The extra Lato font (used in the example JSON) was created by Łukasz Dziedzic and licensed under the Open Font License.
Installation
cargo install --git https://github.com/hrbrmstr/rust-ipv4heatmap --branch batman
$ ipv4-heatmap
ipv4-heatmap 0.4.0
boB Rudis (@hrbrmstr)
Generate an IPv4 12th order Hilbert Heatmap from a file of IPv4 addresses.
USAGE:
ipv4-heatmap [OPTIONS]
OPTIONS:
-a, --annotations <ANNOTATIONS> file containing JSON CIDR annotations
-c, --crop <CROP> crop output to area represented by these CIDRs (comma
separated CIDR list)
-f, --filename <FILENAME> input file of IPs [default: ips.txt]
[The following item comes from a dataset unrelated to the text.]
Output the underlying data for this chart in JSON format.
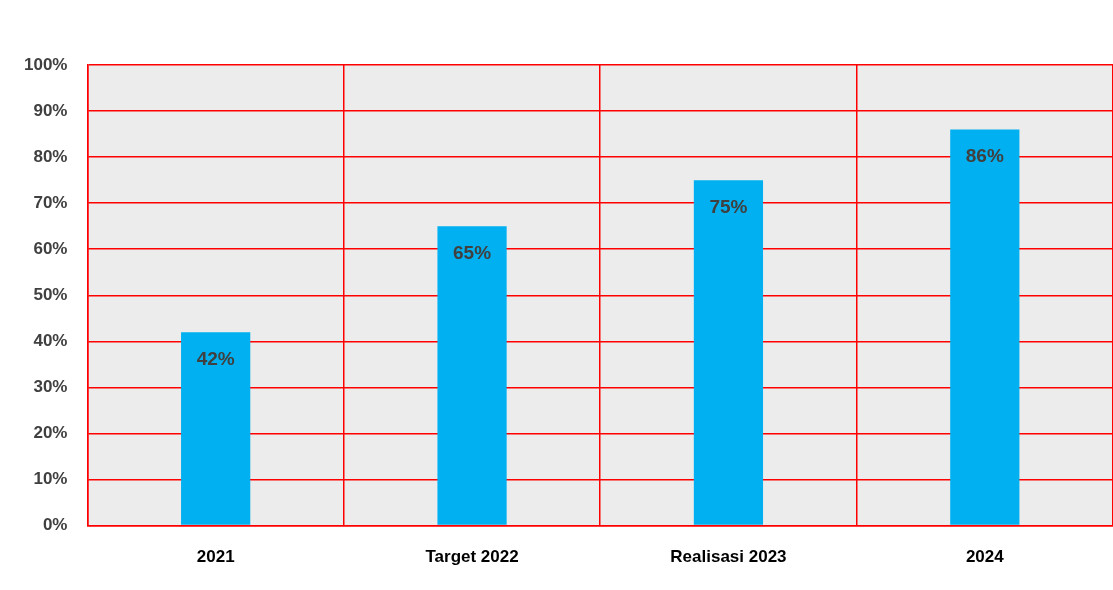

-h, --help Print help information
-i, --invert invert the chosen color palette
-l, --legend-file <LEGEND_FILE> output an SVG colourbar legend to this file
-m, --mask <MASK> Hilight only certain CIDRs in the heatmap image. Can be used
with the "crop" argument to produce a masked and cropped
heatmap image
-o, --output <OUTPUT> heatmap output file; extenstion determines format [default:
map.png]
-p, --palette <PALETTE> color palette to use; one of (blues br_bg bu_gn bu_pu cividis
cool gn_bu greens greys inferno magma or_rd oranges pi_yg
plasma pr_gn pu_bu pu_bu_gn pu_or pu_rd purples rainbow rd_bu
rd_gy rd_pu rd_yl_bu rd_yl_gn reds sinebow spectral turbo
viridis warm yl_gn yl_gn_bu yl_or_br yl_or_rd) [default:
cividis]
-r, --reverse reverse the heatmap base (i.e. white background, black text)
-V, --version Print version information
Old School Assignments
$ ipv4-heatmap --filename extras/ips.txt \
--annotations extras/iana.json \
--invert \
--legend-file extras/legend.svg
Modern/Boring Assignments
$ ipv4-heatmap --filename extras/ips.txt \
--annotations extras/iana-modern.json \
--invert \
--legend-file assets/legend.svg
#! Cropping to CIDRs:
The crop below is cropping assets/map.png
(Old School Assignments full image) to the CIDR range: 0.0.0.0/8,33.0.0.0/8
:
$ ipv4-heatmap --filename extras/ips.txt \
--output assets/post-crop2.png \
--annotations extras/iana.json \
--invert \
--crop 0.0.0.0/8,33.0.0.0/8
Masking/Highlighting
We can use the mask
option to focus the visualization on a given set of CIDRs to show their contribution to internet noise. This shows RIPE's contribution of garbage:
$ ipv4-heatmap --palette magma --invert \
--filename extras/ips.txt --annotations extras/mask-labels.json --output assets/mask.png
--mask 109.0.0.0/8,141.0.0.0/8,145.0.0.0/8,151.0.0.0/8,176.0.0.0/8,178.0.0.0/8,185.0.0.0/8,188.0.0.0/8,193.0.0.0/8,194.0.0.0/8,195.0.0.0/8,2.0.0.0/8,212.0.0.0/8,213.0.0.0/8,217.0.0.0/8,31.0.0.0/8,37.0.0.0/8,46.0.0.0/8,5.0.0.0/8,51.0.0.0/8,57.0.0.0/8,62.0.0.0/8,77.0.0.0/8,78.0.0.0/8,79.0.0.0/8,80.0.0.0/8,81.0.0.0/8,82.0.0.0/8,83.0.0.0/8,84.0.0.0/8,85.0.0.0/8,86.0.0.0/8,87.0.0.0/8,88.0.0.0/8,89.0.0.0/8,90.0.0.0/8,91.0.0.0/8,92.0.0.0/8,93.0.0.0/8,94.0.0.0/8,95.0.0.0/8
The non-highlighted portions of the masked heatmap are transparent.